Florida gun suit challenges state's ban on open-carry
The Second Amendment groups Gun Owners of America, the Gun Owners Foundation, and gun owner Richard Hughes filed the lawsuit on Tuesday, claiming that it would not pass previous legal muster that gun laws must meet the "historical tradition" of firearms regulation.
A Florida gun lawsuit filed earlier this week is challenging the state's open-carry ban, claiming that the legislation violates the Second Amendment.
Florida eliminated a longstanding requirement last year that residents obtain state concealed-weapons licenses to be able to carry guns. But the state does not allow people to openly carry firearms, according to CBS News.
The Second Amendment groups Gun Owners of America, the Gun Owners Foundation, and gun owner Richard Hughes filed the lawsuit on Tuesday, claiming that it would not pass previous legal muster that gun laws must meet the "historical tradition" of firearms regulation.
"Despite its reputation as a largely gun-friendly state, Florida inexplicably continues to prohibit the peaceable carrying of firearms in an open and unconcealed manner," the lawsuit said. "The blatant infringement of the Second Amendment right to 'bear arms' runs counter to this nation's historical tradition and would have criminalized the very colonists who openly carried their muskets and mustered on the greens at Lexington and Concord to fight for their independence."
The state Supreme Court upheld the open-carry ban in a ruling in 2017, by arguing that Florida law "regulates only one manner of bearing arms and does not impair the exercise of the fundamental right to bear arms." But the lawsuit claimed the ruling was wrong based on federal Supreme Court precedent.

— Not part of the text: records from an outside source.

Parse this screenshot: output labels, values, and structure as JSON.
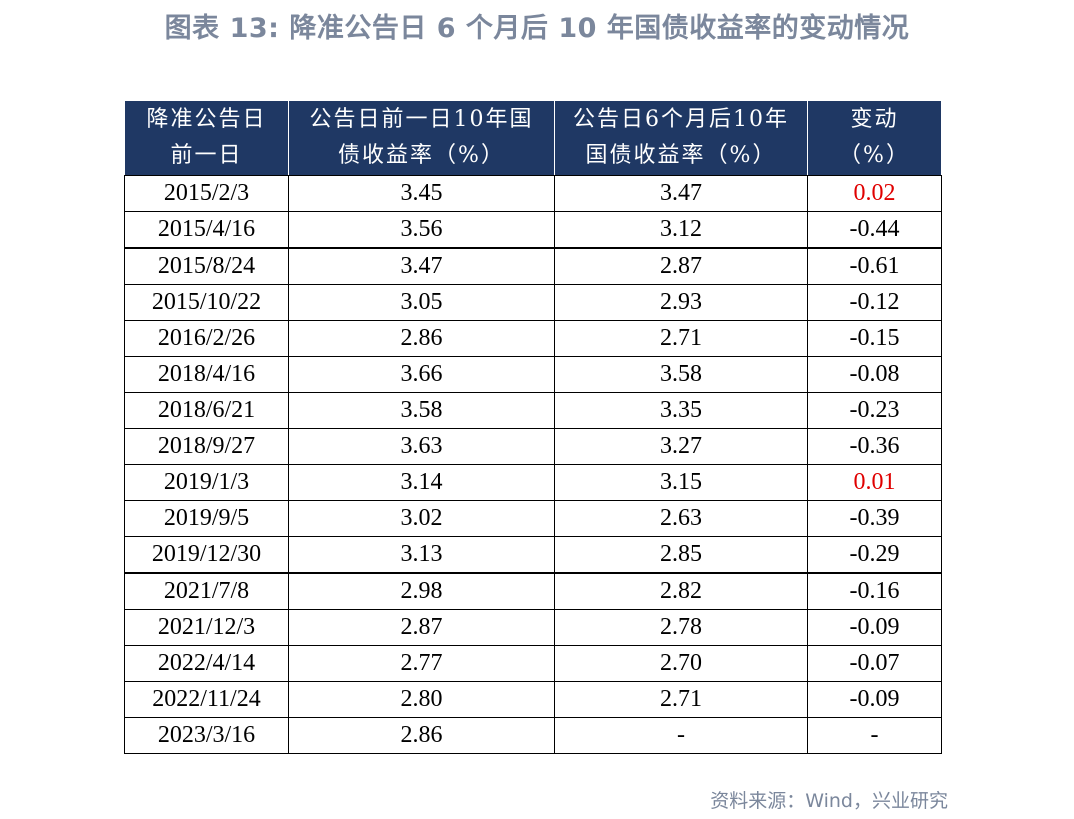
{
  "title": "图表 13: 降准公告日 6 个月后 10 年国债收益率的变动情况",
  "table": {
    "headers": [
      [
        "降准公告日",
        "前一日"
      ],
      [
        "公告日前一日10年国",
        "债收益率（%）"
      ],
      [
        "公告日6个月后10年",
        "国债收益率（%）"
      ],
      [
        "变动",
        "（%）"
      ]
    ],
    "rows": [
      [
        "2015/2/3",
        "3.45",
        "3.47",
        "0.02"
      ],
      [
        "2015/4/16",
        "3.56",
        "3.12",
        "-0.44"
      ],
      [
        "2015/8/24",
        "3.47",
        "2.87",
        "-0.61"
      ],
      [
        "2015/10/22",
        "3.05",
        "2.93",
        "-0.12"
      ],
      [
        "2016/2/26",
        "2.86",
        "2.71",
        "-0.15"
      ],
      [
        "2018/4/16",
        "3.66",
        "3.58",
        "-0.08"
      ],
      [
        "2018/6/21",
        "3.58",
        "3.35",
        "-0.23"
      ],
      [
        "2018/9/27",
        "3.63",
        "3.27",
        "-0.36"
      ],
      [
        "2019/1/3",
        "3.14",
        "3.15",
        "0.01"
      ],
      [
        "2019/9/5",
        "3.02",
        "2.63",
        "-0.39"
      ],
      [
        "2019/12/30",
        "3.13",
        "2.85",
        "-0.29"
      ],
      [
        "2021/7/8",
        "2.98",
        "2.82",
        "-0.16"
      ],
      [
        "2021/12/3",
        "2.87",
        "2.78",
        "-0.09"
      ],
      [
        "2022/4/14",
        "2.77",
        "2.70",
        "-0.07"
      ],
      [
        "2022/11/24",
        "2.80",
        "2.71",
        "-0.09"
      ],
      [
        "2023/3/16",
        "2.86",
        "-",
        "-"
      ]
    ]
  },
  "source": "资料来源：Wind，兴业研究",
  "colors": {
    "header_bg": "#1f3864",
    "title_text": "#7b879c",
    "positive_change": "#e00000"
  }
}
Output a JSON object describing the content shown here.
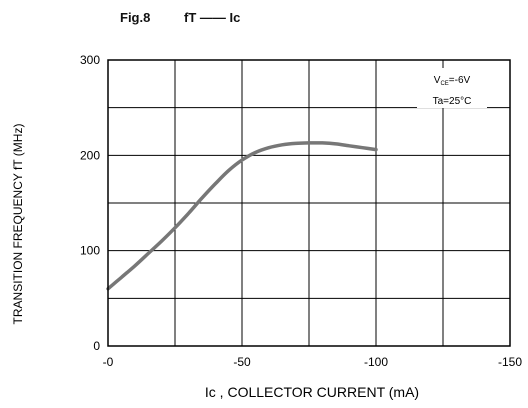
{
  "figure": {
    "label": "Fig.8",
    "relation": "fT —— Ic"
  },
  "chart_data": {
    "type": "line",
    "title": "Fig.8",
    "xlabel": "Ic , COLLECTOR CURRENT (mA)",
    "ylabel": "TRANSITION FREQUENCY fT (MHz)",
    "xlim": [
      0,
      -150
    ],
    "ylim": [
      0,
      300
    ],
    "x_ticks": [
      0,
      -50,
      -100,
      -150
    ],
    "x_tick_labels": [
      "-0",
      "-50",
      "-100",
      "-150"
    ],
    "y_ticks": [
      0,
      100,
      200,
      300
    ],
    "y_tick_labels": [
      "0",
      "100",
      "200",
      "300"
    ],
    "grid": true,
    "grid_x_step": -25,
    "grid_y_step": 50,
    "annotations": [
      "VCE=-6V",
      "Ta=25°C"
    ],
    "line_color": "#777777",
    "series": [
      {
        "x": [
          0,
          -5,
          -10,
          -15,
          -20,
          -25,
          -30,
          -35,
          -40,
          -45,
          -50,
          -55,
          -60,
          -65,
          -70,
          -75,
          -80,
          -85,
          -90,
          -95,
          -100
        ],
        "values": [
          60,
          72,
          84,
          97,
          110,
          124,
          139,
          155,
          170,
          184,
          195,
          203,
          208,
          211,
          212.5,
          213,
          213,
          212,
          210,
          208,
          206
        ]
      }
    ]
  }
}
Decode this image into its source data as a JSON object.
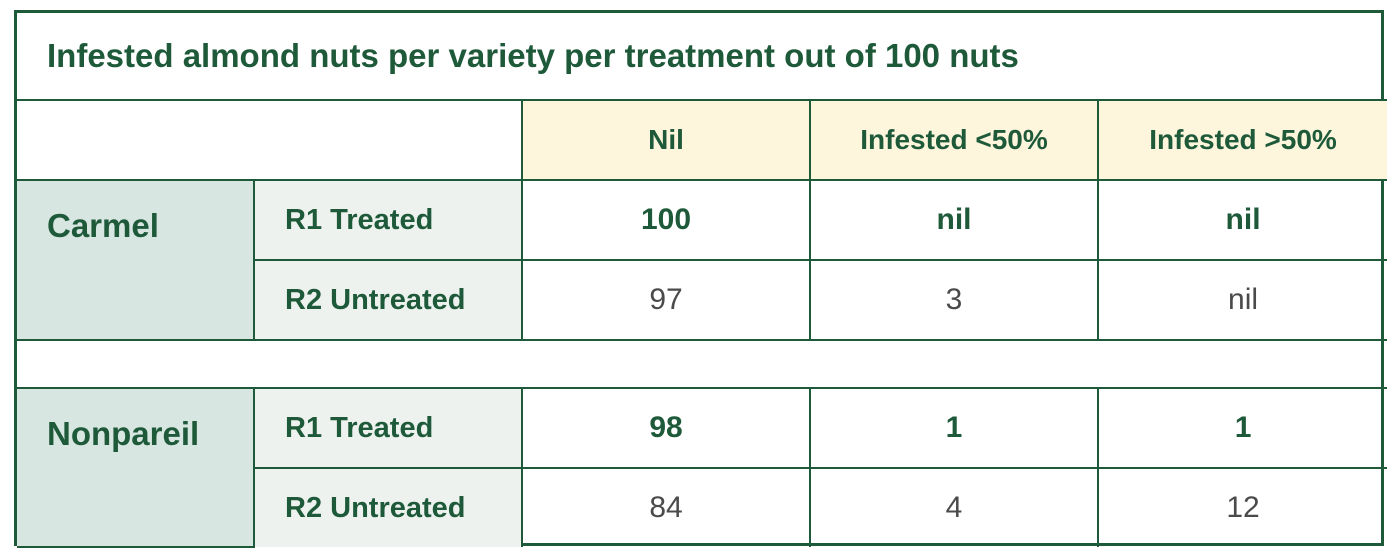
{
  "chart_data": {
    "type": "table",
    "title": "Infested almond nuts per variety per treatment out of 100 nuts",
    "columns": [
      "Nil",
      "Infested <50%",
      "Infested >50%"
    ],
    "groups": [
      {
        "variety": "Carmel",
        "rows": [
          {
            "treatment": "R1 Treated",
            "values": [
              "100",
              "nil",
              "nil"
            ]
          },
          {
            "treatment": "R2 Untreated",
            "values": [
              "97",
              "3",
              "nil"
            ]
          }
        ]
      },
      {
        "variety": "Nonpareil",
        "rows": [
          {
            "treatment": "R1 Treated",
            "values": [
              "98",
              "1",
              "1"
            ]
          },
          {
            "treatment": "R2 Untreated",
            "values": [
              "84",
              "4",
              "12"
            ]
          }
        ]
      }
    ]
  },
  "colors": {
    "border": "#1e5a3a",
    "text_green": "#1e5a3a",
    "text_grey": "#4a4a4a",
    "header_fill": "#fdf5dc",
    "variety_fill": "#d8e6e1",
    "treatment_fill": "#edf2ef"
  }
}
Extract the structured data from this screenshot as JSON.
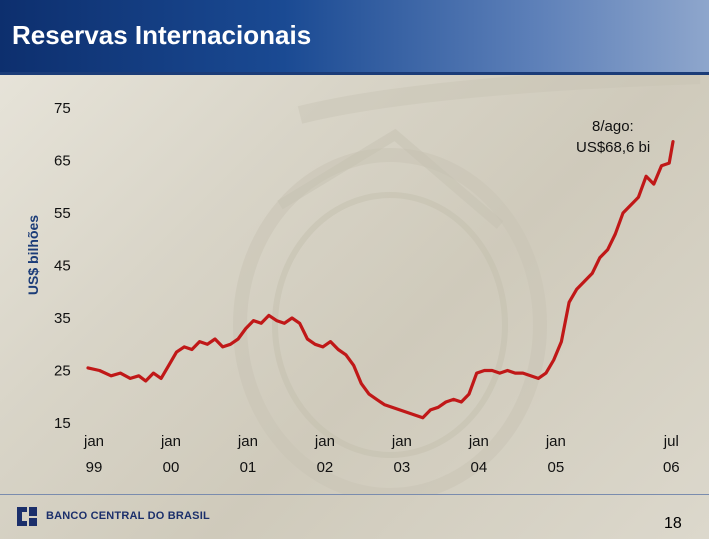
{
  "header": {
    "title": "Reservas Internacionais"
  },
  "footer": {
    "logo_text": "BANCO CENTRAL DO BRASIL",
    "page_number": "18"
  },
  "colors": {
    "header": "#1a4a93",
    "line": "#c01818",
    "ylabel": "#1b3c78"
  },
  "chart_data": {
    "type": "line",
    "title": "",
    "xlabel": "",
    "ylabel": "US$ bilhões",
    "ylim": [
      15,
      75
    ],
    "yticks": [
      75,
      65,
      55,
      45,
      35,
      25,
      15
    ],
    "xticks": [
      {
        "line1": "jan",
        "line2": "99",
        "x": 1999.0
      },
      {
        "line1": "jan",
        "line2": "00",
        "x": 2000.0
      },
      {
        "line1": "jan",
        "line2": "01",
        "x": 2001.0
      },
      {
        "line1": "jan",
        "line2": "02",
        "x": 2002.0
      },
      {
        "line1": "jan",
        "line2": "03",
        "x": 2003.0
      },
      {
        "line1": "jan",
        "line2": "04",
        "x": 2004.0
      },
      {
        "line1": "jan",
        "line2": "05",
        "x": 2005.0
      },
      {
        "line1": "jul",
        "line2": "06",
        "x": 2006.5
      }
    ],
    "annotation": {
      "line1": "8/ago:",
      "line2": "US$68,6 bi"
    },
    "series": [
      {
        "x": [
          1999.0,
          1999.15,
          1999.3,
          1999.42,
          1999.55,
          1999.66,
          1999.75,
          1999.85,
          1999.95,
          2000.05,
          2000.15,
          2000.25,
          2000.35,
          2000.45,
          2000.55,
          2000.65,
          2000.75,
          2000.85,
          2000.95,
          2001.05,
          2001.15,
          2001.25,
          2001.35,
          2001.45,
          2001.55,
          2001.65,
          2001.75,
          2001.85,
          2001.95,
          2002.05,
          2002.15,
          2002.25,
          2002.35,
          2002.45,
          2002.55,
          2002.65,
          2002.75,
          2002.85,
          2002.95,
          2003.05,
          2003.15,
          2003.25,
          2003.35,
          2003.45,
          2003.55,
          2003.65,
          2003.75,
          2003.85,
          2003.95,
          2004.05,
          2004.15,
          2004.25,
          2004.35,
          2004.45,
          2004.55,
          2004.65,
          2004.75,
          2004.85,
          2004.95,
          2005.05,
          2005.15,
          2005.25,
          2005.35,
          2005.45,
          2005.55,
          2005.65,
          2005.75,
          2005.85,
          2005.95,
          2006.05,
          2006.15,
          2006.25,
          2006.35,
          2006.45,
          2006.55,
          2006.6
        ],
        "y": [
          25.5,
          25.0,
          24.0,
          24.5,
          23.5,
          24.0,
          23.0,
          24.5,
          23.5,
          26.0,
          28.5,
          29.5,
          29.0,
          30.5,
          30.0,
          31.0,
          29.5,
          30.0,
          31.0,
          33.0,
          34.5,
          34.0,
          35.5,
          34.5,
          34.0,
          35.0,
          34.0,
          31.0,
          30.0,
          29.5,
          30.5,
          29.0,
          28.0,
          26.0,
          22.5,
          20.5,
          19.5,
          18.5,
          18.0,
          17.5,
          17.0,
          16.5,
          16.0,
          17.5,
          18.0,
          19.0,
          19.5,
          19.0,
          20.5,
          24.5,
          25.0,
          25.0,
          24.5,
          25.0,
          24.5,
          24.5,
          24.0,
          23.5,
          24.5,
          27.0,
          30.5,
          38.0,
          40.5,
          42.0,
          43.5,
          46.5,
          48.0,
          51.0,
          55.0,
          56.5,
          58.0,
          62.0,
          60.5,
          64.0,
          64.5,
          68.6
        ]
      }
    ]
  }
}
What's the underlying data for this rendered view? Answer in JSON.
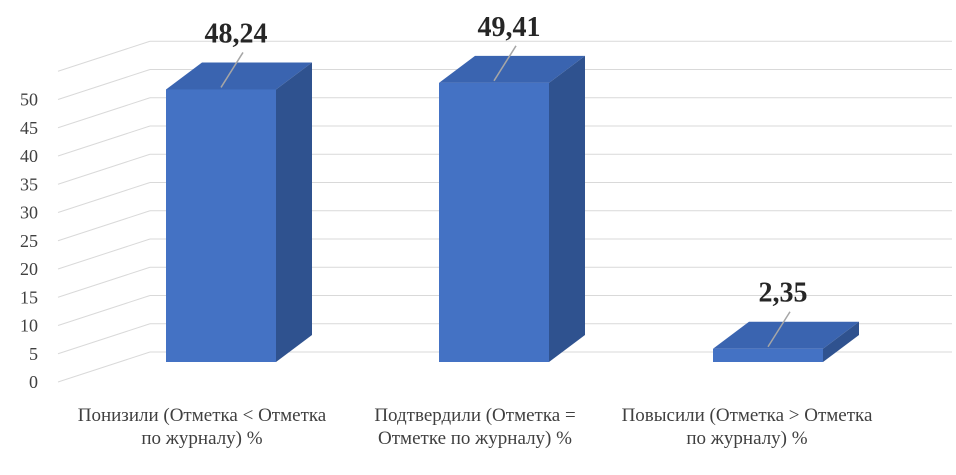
{
  "chart_data": {
    "type": "bar",
    "style": "3d-column",
    "categories": [
      "Понизили (Отметка < Отметка по журналу) %",
      "Подтвердили (Отметка = Отметке по журналу) %",
      "Повысили (Отметка > Отметка по журналу) %"
    ],
    "values": [
      48.24,
      49.41,
      2.35
    ],
    "data_labels": [
      "48,24",
      "49,41",
      "2,35"
    ],
    "ylim": [
      0,
      50
    ],
    "yticks": [
      0,
      5,
      10,
      15,
      20,
      25,
      30,
      35,
      40,
      45,
      50
    ],
    "grid": true,
    "legend": "none",
    "colors": {
      "front": "#4472C4",
      "side": "#2F528F",
      "top": "#3A64B0",
      "grid": "#D9D9D9",
      "leader": "#A6A6A6"
    }
  }
}
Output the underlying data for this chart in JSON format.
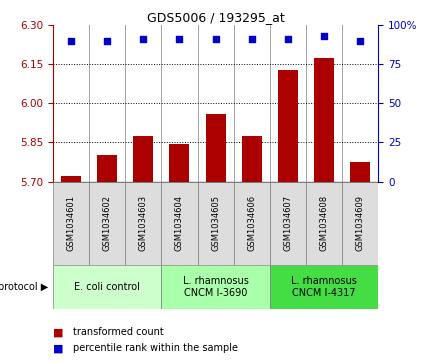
{
  "title": "GDS5006 / 193295_at",
  "samples": [
    "GSM1034601",
    "GSM1034602",
    "GSM1034603",
    "GSM1034604",
    "GSM1034605",
    "GSM1034606",
    "GSM1034607",
    "GSM1034608",
    "GSM1034609"
  ],
  "transformed_count": [
    5.72,
    5.8,
    5.875,
    5.845,
    5.96,
    5.875,
    6.13,
    6.175,
    5.775
  ],
  "percentile_rank": [
    90,
    90,
    91,
    91,
    91,
    91,
    91,
    93,
    90
  ],
  "ylim_left": [
    5.7,
    6.3
  ],
  "ylim_right": [
    0,
    100
  ],
  "yticks_left": [
    5.7,
    5.85,
    6.0,
    6.15,
    6.3
  ],
  "yticks_right": [
    0,
    25,
    50,
    75,
    100
  ],
  "bar_color": "#aa0000",
  "dot_color": "#0000cc",
  "protocol_groups": [
    {
      "label": "E. coli control",
      "start": 0,
      "end": 3,
      "color": "#ccffcc"
    },
    {
      "label": "L. rhamnosus\nCNCM I-3690",
      "start": 3,
      "end": 6,
      "color": "#aaffaa"
    },
    {
      "label": "L. rhamnosus\nCNCM I-4317",
      "start": 6,
      "end": 9,
      "color": "#44dd44"
    }
  ],
  "legend_items": [
    {
      "label": "transformed count",
      "color": "#aa0000"
    },
    {
      "label": "percentile rank within the sample",
      "color": "#0000cc"
    }
  ],
  "title_fontsize": 9,
  "axis_fontsize": 7.5,
  "sample_fontsize": 6,
  "proto_fontsize": 7
}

"According to the United States Supreme Court, the only way Florida can justify such an extreme restriction is to show a broad and enduring Founding-era historical tradition of governments banning the peaceable open carry of firearms by law-abiding persons, such that demonstrates that the Founders never understood the Second Amendment to protect open carry in the first place," the lawsuit said. "That is an absurd proposition and a hurdle that Florida simply cannot bear."